What's invisible and smells like hay?
An analysis of the Australian statistics relating to local mass-shootings.

http://annals.org/aim/fullarticle/2...fore-after-australia-s-1996-national-firearms

Their conclusion is that the the law changes in '96 have had the effect of preventing mass shootings.
And N.Z didn't implement the same shit we did and according wiki only 3 mass shootings since 1997.

Also that article is peddling fake news, there have been mass shootings since 96 but that article seems to be trying to say there hasn't been any, so that article can be ignored.
 

johnny

I'll tells ya!
Staff member
And N.Z didn't implement the same shit we did and according wiki only 3 mass shootings since 1997.

Also that article is peddling fake news, there have been mass shootings since 96 but that article seems to be trying to say there hasn't been any, so that article can be ignored.
Hang on a minute, you're a bit over the top there, Donny, calling fake news and attacking the source and not the argument...., which is a characteristic from many in the gun debate on both sides, for some reason.

They define mass shootings as 5 deaths and over, not including the killer. By that measure I think they're correct. It's the measure that seems a little high.

I think mass shootings are a difficult thing to define. Some one walking into a shopping centre and killing 4 people whilst wounding 15 seems very different than some one shooting their family of 4 whilst they sleep and then offing them self. The former seems much more difficult to achieve without a weapon that can be used at a distance and at a rapid rate (as well as creating smoke, loud noises and increasing confusion and fear, etc.)The latter could be achieved with a rock out of the garden and the gun has a very minor (maybe non-existant) role to play in the killing. One is indiscriminate killing with few if any fixed targets where the killer is assumed to be looking to maximise casualties. The other is very targeted and is limited only to those specifically intended to be targeted.

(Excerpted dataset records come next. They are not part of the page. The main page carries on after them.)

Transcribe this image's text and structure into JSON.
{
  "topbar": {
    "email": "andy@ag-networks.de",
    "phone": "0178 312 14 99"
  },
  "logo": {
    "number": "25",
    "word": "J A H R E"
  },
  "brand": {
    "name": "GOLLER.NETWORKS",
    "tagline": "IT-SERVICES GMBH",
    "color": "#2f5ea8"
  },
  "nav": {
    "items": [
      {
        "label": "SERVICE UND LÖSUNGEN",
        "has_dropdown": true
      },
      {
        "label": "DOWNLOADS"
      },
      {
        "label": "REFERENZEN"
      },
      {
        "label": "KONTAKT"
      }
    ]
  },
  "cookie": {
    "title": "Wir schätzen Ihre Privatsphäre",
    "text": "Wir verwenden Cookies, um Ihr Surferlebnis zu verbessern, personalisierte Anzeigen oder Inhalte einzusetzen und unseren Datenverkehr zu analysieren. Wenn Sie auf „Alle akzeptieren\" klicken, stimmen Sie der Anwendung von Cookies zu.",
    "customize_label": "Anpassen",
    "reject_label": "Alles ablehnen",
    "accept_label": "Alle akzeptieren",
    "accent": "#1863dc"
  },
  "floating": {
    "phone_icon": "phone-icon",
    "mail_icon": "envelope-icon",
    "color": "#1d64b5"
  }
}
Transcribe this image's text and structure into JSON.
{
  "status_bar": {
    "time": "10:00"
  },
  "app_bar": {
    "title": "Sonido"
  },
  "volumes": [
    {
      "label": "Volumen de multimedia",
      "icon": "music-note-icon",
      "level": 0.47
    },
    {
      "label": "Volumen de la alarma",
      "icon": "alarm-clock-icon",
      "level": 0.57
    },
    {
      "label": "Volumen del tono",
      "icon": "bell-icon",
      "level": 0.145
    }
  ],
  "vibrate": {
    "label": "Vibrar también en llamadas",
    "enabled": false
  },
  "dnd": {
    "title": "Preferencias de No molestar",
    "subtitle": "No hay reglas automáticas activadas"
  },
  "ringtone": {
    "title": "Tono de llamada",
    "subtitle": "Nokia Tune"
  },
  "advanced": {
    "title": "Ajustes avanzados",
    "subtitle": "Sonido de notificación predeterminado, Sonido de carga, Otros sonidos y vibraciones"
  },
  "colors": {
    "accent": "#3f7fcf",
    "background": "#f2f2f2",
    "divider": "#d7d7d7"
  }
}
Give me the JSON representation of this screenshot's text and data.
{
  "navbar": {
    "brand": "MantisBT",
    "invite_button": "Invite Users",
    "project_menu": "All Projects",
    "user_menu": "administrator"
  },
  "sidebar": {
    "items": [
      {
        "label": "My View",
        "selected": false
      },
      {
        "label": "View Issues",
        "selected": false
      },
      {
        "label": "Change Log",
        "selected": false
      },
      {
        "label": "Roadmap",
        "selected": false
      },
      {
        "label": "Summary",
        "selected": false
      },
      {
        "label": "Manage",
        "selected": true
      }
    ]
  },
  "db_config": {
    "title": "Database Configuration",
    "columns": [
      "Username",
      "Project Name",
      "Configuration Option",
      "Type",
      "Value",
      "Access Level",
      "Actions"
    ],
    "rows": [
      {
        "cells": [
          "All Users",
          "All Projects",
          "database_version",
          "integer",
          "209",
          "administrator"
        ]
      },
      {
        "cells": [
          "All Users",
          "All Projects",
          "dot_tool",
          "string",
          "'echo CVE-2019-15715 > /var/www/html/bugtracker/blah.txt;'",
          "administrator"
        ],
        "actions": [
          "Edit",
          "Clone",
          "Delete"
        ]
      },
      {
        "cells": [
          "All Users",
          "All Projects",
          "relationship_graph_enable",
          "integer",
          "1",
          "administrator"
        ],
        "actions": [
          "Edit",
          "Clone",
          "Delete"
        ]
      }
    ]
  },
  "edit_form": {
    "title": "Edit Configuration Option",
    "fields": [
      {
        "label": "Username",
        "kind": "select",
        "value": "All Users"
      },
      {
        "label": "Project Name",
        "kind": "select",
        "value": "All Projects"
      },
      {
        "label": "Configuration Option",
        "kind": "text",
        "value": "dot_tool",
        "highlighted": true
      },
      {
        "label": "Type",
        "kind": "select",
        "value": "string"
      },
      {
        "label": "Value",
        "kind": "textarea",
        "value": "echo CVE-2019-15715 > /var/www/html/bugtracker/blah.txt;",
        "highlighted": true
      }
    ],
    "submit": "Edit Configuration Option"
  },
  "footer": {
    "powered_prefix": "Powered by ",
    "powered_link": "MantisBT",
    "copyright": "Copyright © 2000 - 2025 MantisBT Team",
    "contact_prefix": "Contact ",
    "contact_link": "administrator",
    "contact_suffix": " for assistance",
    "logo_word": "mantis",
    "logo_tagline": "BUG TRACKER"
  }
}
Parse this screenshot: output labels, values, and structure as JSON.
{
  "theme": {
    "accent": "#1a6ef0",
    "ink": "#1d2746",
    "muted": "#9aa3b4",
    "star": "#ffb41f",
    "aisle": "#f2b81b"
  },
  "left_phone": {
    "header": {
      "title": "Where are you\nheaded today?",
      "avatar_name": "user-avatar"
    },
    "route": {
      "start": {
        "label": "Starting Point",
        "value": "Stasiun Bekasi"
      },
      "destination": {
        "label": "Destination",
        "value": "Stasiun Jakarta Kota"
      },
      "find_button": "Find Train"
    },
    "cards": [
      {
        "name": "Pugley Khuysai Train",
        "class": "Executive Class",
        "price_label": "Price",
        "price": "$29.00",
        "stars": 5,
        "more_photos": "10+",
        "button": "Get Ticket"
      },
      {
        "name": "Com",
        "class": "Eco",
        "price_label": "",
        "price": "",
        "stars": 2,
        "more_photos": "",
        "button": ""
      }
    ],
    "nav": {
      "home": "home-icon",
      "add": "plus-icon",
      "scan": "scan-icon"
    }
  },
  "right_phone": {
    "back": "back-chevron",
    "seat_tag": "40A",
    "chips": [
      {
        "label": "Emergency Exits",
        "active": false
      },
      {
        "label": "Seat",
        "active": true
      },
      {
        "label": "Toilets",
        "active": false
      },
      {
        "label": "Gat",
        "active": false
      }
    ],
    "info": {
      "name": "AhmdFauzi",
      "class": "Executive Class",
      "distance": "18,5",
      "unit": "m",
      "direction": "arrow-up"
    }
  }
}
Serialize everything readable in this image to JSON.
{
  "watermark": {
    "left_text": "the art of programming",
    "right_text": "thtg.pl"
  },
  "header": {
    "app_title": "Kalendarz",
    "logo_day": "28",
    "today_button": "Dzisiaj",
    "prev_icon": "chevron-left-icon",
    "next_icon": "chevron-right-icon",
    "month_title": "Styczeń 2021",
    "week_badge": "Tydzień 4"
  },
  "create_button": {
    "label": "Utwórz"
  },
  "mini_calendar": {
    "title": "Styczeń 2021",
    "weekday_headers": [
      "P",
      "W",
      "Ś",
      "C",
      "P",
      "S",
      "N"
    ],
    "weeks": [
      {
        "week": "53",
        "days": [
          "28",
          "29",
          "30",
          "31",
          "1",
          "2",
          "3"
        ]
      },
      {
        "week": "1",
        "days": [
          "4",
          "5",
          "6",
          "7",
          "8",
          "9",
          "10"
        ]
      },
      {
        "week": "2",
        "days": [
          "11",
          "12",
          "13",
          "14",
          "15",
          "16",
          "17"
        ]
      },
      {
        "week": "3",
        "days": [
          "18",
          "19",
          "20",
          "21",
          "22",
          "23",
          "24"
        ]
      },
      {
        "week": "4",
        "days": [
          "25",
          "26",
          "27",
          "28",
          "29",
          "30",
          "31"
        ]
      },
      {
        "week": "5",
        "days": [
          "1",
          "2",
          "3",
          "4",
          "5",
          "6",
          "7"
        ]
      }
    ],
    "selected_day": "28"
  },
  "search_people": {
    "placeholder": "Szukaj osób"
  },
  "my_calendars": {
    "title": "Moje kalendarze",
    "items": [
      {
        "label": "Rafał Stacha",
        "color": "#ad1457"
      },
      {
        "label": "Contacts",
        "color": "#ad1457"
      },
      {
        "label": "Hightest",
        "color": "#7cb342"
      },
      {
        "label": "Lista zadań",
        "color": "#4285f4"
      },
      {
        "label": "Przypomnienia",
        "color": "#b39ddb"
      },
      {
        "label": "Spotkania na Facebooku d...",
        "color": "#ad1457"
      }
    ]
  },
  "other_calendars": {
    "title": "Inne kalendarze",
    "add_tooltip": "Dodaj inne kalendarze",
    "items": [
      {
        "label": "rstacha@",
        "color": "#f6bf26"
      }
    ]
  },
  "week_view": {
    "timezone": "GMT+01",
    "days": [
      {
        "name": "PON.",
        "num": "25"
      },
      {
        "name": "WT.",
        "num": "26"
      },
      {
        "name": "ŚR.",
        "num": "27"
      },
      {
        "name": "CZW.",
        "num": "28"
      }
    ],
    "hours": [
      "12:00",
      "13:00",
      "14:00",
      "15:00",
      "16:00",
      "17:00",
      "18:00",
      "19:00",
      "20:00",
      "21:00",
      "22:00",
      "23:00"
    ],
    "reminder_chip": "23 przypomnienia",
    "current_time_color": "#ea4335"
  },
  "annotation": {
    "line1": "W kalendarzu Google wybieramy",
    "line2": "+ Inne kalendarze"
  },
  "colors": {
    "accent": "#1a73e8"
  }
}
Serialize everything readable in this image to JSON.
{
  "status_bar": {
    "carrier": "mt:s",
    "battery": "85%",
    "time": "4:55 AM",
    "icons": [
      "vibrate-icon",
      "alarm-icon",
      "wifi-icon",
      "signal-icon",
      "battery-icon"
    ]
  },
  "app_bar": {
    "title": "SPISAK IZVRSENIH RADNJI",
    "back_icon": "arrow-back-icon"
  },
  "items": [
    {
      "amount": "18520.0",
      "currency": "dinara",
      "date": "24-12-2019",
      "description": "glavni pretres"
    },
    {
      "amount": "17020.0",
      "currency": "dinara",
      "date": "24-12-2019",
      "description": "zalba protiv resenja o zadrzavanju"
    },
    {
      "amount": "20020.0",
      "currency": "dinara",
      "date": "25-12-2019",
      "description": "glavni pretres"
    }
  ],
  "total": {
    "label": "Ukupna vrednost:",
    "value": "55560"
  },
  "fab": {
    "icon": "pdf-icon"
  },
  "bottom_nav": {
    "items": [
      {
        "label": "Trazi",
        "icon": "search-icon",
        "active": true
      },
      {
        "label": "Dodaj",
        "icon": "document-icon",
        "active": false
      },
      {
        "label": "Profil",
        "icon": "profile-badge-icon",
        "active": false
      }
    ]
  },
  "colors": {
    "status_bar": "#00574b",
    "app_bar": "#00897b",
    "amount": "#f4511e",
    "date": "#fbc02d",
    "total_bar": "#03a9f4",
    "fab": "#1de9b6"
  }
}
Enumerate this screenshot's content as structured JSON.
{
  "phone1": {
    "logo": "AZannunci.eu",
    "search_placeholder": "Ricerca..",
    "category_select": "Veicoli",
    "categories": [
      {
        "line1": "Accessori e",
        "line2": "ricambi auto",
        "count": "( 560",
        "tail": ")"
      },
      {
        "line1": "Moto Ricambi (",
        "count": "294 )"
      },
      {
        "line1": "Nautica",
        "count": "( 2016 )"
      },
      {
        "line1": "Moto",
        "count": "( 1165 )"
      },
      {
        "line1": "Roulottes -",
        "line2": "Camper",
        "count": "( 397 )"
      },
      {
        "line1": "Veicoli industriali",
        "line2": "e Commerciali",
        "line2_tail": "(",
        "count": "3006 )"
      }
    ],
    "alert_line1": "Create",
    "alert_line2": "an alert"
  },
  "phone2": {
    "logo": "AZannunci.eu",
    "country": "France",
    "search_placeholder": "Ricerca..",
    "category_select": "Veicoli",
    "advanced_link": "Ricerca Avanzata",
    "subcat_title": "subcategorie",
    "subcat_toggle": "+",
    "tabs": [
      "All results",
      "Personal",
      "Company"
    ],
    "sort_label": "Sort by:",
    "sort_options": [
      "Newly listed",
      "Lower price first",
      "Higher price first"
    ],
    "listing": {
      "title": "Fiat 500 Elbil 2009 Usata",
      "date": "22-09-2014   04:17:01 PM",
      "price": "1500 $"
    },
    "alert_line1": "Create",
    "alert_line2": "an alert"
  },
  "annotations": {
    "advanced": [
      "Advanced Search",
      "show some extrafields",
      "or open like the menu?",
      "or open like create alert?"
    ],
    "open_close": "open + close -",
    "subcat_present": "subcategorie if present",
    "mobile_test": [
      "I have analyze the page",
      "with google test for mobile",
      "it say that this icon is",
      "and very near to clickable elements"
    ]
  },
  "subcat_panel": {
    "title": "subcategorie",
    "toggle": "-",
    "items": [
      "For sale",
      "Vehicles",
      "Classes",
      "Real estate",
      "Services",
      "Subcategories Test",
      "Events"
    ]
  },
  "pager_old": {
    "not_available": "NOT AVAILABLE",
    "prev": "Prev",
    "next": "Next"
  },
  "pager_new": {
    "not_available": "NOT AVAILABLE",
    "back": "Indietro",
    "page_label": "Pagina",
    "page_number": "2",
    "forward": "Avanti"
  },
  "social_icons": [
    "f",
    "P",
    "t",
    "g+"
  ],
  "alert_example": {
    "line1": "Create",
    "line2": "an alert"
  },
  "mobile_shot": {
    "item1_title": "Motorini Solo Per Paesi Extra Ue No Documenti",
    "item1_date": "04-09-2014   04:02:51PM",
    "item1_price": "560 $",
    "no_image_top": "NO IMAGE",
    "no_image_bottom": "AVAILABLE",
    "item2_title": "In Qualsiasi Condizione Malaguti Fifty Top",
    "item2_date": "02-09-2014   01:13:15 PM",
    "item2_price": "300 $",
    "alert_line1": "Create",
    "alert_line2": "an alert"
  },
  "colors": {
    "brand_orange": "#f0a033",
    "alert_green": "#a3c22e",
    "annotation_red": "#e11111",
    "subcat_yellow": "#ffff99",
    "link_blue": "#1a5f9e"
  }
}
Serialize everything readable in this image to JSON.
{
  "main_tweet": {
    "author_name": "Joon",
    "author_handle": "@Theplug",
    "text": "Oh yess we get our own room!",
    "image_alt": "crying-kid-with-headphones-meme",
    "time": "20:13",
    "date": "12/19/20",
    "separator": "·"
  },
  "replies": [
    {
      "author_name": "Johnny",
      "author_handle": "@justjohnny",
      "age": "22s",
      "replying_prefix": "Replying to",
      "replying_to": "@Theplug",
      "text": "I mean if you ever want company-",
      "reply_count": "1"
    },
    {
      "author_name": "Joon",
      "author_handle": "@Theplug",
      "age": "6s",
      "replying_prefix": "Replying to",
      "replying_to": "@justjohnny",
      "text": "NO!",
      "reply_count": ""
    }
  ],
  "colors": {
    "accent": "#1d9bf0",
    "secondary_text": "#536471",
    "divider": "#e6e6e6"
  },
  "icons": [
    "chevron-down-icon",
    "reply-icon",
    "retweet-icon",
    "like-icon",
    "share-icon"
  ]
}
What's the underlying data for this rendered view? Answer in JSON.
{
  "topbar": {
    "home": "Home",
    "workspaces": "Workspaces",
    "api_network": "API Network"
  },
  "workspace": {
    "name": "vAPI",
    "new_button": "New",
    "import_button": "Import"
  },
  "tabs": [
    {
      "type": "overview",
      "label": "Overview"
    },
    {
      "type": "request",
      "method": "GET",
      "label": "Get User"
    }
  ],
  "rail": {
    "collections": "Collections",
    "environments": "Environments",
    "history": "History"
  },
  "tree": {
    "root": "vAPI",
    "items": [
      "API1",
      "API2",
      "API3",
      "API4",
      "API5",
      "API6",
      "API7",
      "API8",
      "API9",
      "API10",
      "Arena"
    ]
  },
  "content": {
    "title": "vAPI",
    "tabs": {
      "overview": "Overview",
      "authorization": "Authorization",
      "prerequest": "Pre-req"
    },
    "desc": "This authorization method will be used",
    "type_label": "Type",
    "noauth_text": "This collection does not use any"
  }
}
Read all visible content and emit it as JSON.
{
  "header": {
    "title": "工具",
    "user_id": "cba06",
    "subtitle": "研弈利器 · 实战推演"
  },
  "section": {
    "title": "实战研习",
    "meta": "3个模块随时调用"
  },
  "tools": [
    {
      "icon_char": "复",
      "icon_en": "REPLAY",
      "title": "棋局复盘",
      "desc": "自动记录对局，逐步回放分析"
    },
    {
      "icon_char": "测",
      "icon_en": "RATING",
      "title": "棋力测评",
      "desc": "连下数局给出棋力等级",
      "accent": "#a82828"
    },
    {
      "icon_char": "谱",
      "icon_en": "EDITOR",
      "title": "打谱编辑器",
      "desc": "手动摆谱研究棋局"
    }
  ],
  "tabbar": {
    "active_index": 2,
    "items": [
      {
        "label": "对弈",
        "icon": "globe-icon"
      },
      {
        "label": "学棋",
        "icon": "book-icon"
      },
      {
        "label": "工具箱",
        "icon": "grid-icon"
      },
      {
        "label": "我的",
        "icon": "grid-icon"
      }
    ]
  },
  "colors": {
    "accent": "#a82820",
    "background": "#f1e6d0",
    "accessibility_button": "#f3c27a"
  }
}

With that very loose and hugely inadequate guide I reckon you could say that the Monash incident was a mass shooting.

Again, mass shootings are a little bit of a distraction as gun crime in general should be the focus. But, in saying that, mass shootings have a much greater impact on society than normal gun crime. It is akin to terrorism; you are highly unlikely to to be the victim of a terror attack in France. However the impact of the attacks on concerts, trains, restaurants, workplaces, etc. that France has experienced is far greater than the percentages of the population killed. Mass attacks in public places are an attack on the society, not the actual targets, and that is how they are felt. When your community is attacked you feel the impact even if you were not there. Because there are threats of further attacks, there are ramifications for social cohesion and you begin to question if you will be safe if you go to the same or similar places that were attacked.

The impact of mass shootings are greater than just the amount of people shot and to measure them in statistics only is to miss a lot of the outcomes of these events.

Terrorism as a tactic works for the same reasons that mass shootings are greater than the sum of their casualties.
 

Skydome

What's invisible and smells like hay?
There is no official definition as to what constitutes a mass shooting.

That article defines mass shooting as 5 dead excluding shooter, so they are playing politics with this one to get the desired outcome that THEY wanted.

Some people define mass shooting as more than 3 people getting shot with no requirements for fatalities.

Until we have a solid and agreed upon definition of what constitutes a mass shooting it is pointless to do studies as depending on the definition getting used for said study each study will come up with a different conclusion.

So yeah, that study is pointless and to further note you are more likely to die from medical malpractice than firearms, so i'd rather AMA and etc sort that issue out before getting on their high horse.
 

pink poodle

気が狂っている男
Congratulations @Skydome you have passed. This was all just an elaborate ruse to ensure you weren't an anti-gravity fascist trying to sneak in...you've earned a trip to the gun store!